La base est au milieu d’une colonie de manchots gentoo. Ceux là sont vraiment habitués à l’homme car ils ont construit leur nid en plein milieu de certains accès où tu marches à moins d’1 mètre d’eux.
On a pu passer la soirée dans leur base…en t-shirt, sans bonnet, le paradis. Des radiateurs qui fonctionnent, une cuvette de toilette non glaciale, une petite salle de sport, une salle cosy avec un billard, un vrai bar…le paradis. Oui, tu te répètes, le paradis. T’imaginais pas ce confort dans une base polaire. En hiver, ils restent coincés 7 mois sans que personne ne puisse venir (sauf les piétons qui ont leur bateau coincé dans la glace…).
Il y a en moyenne une vingtaine de personnes dans la station, des météorologistes, biologistes.
Histoire de s’occuper…les mecs font leur propre alcool en distillant du sucre mélangé avec de la levure. Bien sûr, on a eu le droit à plusieurs tours de dégustation. Du 40° pour les invités. Tu leurs as dit que c’était pour les petites filles. Ils ont sorti celui qu’ils gardent pour eux à 45°. Mouais…ils en ont pas pour les grands garçons?

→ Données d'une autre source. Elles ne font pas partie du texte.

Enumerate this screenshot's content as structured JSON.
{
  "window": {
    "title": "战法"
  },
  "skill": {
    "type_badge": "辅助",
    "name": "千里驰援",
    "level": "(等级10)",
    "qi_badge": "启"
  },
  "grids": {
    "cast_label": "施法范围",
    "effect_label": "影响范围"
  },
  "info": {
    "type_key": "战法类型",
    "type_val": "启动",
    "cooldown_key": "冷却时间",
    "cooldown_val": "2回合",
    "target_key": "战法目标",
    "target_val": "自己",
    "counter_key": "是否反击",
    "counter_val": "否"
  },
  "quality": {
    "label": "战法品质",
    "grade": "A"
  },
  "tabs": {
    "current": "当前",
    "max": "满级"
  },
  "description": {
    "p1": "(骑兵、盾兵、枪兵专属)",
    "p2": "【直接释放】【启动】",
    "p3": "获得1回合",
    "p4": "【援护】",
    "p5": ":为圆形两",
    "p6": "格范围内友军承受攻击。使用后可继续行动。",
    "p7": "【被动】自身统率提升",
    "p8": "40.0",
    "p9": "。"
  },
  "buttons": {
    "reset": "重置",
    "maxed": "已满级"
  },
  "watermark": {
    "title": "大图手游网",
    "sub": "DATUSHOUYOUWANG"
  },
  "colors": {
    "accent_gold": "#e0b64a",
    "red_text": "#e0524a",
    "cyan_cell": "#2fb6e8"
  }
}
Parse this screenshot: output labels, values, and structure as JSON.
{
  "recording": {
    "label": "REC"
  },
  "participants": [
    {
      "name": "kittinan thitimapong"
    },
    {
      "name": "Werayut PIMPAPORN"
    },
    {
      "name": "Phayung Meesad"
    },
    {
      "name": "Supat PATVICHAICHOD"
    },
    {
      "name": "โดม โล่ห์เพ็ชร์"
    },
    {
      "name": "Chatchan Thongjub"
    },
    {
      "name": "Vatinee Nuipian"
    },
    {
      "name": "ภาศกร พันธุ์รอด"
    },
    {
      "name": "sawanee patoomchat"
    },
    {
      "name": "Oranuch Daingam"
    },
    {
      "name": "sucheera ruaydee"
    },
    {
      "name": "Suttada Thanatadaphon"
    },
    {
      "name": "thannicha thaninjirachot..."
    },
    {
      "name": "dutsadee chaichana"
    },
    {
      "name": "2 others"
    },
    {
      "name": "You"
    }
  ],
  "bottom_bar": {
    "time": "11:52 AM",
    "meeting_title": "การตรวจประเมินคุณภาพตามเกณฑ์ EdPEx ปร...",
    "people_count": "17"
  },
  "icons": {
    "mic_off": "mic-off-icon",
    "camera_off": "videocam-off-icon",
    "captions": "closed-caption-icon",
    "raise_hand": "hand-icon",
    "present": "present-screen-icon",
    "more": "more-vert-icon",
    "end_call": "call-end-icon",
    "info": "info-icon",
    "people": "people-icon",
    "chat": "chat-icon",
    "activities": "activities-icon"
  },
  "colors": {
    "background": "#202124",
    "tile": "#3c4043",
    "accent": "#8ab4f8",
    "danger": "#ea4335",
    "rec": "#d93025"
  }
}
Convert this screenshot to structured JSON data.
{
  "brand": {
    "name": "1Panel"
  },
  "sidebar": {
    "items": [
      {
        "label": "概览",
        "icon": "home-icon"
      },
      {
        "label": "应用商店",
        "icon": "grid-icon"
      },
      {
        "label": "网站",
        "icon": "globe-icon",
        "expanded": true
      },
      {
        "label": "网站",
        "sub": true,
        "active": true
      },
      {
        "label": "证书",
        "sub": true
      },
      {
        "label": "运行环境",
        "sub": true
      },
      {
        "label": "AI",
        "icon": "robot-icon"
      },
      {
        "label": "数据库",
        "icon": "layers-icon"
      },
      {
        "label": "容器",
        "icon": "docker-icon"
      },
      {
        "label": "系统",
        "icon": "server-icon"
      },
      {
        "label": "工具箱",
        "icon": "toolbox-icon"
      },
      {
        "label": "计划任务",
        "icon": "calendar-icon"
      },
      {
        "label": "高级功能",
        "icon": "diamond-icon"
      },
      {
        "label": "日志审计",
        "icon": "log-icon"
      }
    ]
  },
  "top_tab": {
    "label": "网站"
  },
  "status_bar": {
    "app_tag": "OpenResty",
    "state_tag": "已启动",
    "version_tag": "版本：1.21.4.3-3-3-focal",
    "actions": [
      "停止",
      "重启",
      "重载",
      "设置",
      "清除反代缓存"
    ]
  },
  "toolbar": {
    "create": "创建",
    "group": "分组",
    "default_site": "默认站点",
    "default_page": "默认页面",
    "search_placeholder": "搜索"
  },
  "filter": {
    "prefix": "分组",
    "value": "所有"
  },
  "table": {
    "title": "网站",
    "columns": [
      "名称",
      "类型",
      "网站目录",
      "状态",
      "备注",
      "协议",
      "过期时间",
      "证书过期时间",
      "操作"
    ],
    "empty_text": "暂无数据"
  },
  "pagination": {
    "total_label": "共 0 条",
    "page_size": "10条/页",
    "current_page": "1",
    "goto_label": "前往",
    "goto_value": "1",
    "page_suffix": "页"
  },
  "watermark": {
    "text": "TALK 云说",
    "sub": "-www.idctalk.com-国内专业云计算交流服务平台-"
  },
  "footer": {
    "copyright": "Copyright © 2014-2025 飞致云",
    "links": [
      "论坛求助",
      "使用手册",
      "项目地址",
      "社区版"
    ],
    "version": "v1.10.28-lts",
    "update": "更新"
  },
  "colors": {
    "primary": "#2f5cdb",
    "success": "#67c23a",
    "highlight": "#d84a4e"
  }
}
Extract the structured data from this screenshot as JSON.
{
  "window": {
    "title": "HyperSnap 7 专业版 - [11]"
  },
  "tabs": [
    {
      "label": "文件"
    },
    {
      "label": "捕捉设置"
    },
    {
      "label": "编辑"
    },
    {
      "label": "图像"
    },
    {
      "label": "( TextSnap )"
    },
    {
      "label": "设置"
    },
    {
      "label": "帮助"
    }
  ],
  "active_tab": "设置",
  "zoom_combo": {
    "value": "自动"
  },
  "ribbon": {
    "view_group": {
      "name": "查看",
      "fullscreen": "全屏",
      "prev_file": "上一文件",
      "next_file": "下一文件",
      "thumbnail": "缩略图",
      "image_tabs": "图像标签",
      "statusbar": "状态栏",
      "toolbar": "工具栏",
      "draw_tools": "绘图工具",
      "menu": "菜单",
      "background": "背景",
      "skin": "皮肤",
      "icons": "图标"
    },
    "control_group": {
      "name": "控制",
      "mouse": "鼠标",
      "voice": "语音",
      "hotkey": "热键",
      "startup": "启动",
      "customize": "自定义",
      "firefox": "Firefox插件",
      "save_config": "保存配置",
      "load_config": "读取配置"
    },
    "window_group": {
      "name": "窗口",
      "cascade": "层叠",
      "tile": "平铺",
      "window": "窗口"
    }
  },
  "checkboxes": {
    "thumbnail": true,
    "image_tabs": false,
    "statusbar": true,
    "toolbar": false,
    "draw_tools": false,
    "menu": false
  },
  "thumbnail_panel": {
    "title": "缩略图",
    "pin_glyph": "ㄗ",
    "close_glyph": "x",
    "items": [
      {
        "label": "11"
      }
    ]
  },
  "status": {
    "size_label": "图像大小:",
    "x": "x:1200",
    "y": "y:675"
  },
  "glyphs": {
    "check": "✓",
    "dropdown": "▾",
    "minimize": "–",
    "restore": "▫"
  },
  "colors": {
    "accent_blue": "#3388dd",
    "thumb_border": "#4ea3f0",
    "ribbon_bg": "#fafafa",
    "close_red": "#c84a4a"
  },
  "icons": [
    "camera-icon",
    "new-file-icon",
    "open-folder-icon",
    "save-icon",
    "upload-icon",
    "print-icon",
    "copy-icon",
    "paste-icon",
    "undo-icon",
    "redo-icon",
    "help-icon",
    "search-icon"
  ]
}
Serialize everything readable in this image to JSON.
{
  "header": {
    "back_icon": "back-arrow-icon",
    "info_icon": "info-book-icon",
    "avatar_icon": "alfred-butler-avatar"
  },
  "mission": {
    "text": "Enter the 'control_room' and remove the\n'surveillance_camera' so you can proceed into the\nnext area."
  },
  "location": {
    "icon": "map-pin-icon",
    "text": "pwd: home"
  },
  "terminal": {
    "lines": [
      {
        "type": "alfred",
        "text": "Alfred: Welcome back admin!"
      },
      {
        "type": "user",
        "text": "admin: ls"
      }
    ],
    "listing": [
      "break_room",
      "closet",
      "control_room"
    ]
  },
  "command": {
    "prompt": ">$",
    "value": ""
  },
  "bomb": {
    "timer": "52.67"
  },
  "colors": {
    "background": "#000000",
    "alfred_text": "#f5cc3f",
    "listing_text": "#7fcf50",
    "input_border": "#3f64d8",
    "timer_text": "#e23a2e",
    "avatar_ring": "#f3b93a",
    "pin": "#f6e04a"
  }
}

Alors pourquoi shadock des glaces. Voilà comment ça se passe quand tu vas aux toilettes. Tu fais à ce que tu as à faire. Attention, très important, c’est la première chose qu’on t’a expliqué lorsque t’es monté à bord, tu dois être assis sur la cuvette glacée même pour la petite commission. Ensuite c’est shadock time. Tu pompes manuellement pour renouveler l’eau dans la cuvette. Ensuite tu repompes à nouveau pour enlever l’eau de la cuvette. Puis tu veux te laver les mains.
Pour économiser sur l’eau douce, le robinet fonctionne sur le principe de pompe que tu actives avec le pied. Pareil pour la cuisine, les 2 robinets eau douce et eau de mer fonctionnent avec des pompes au pied.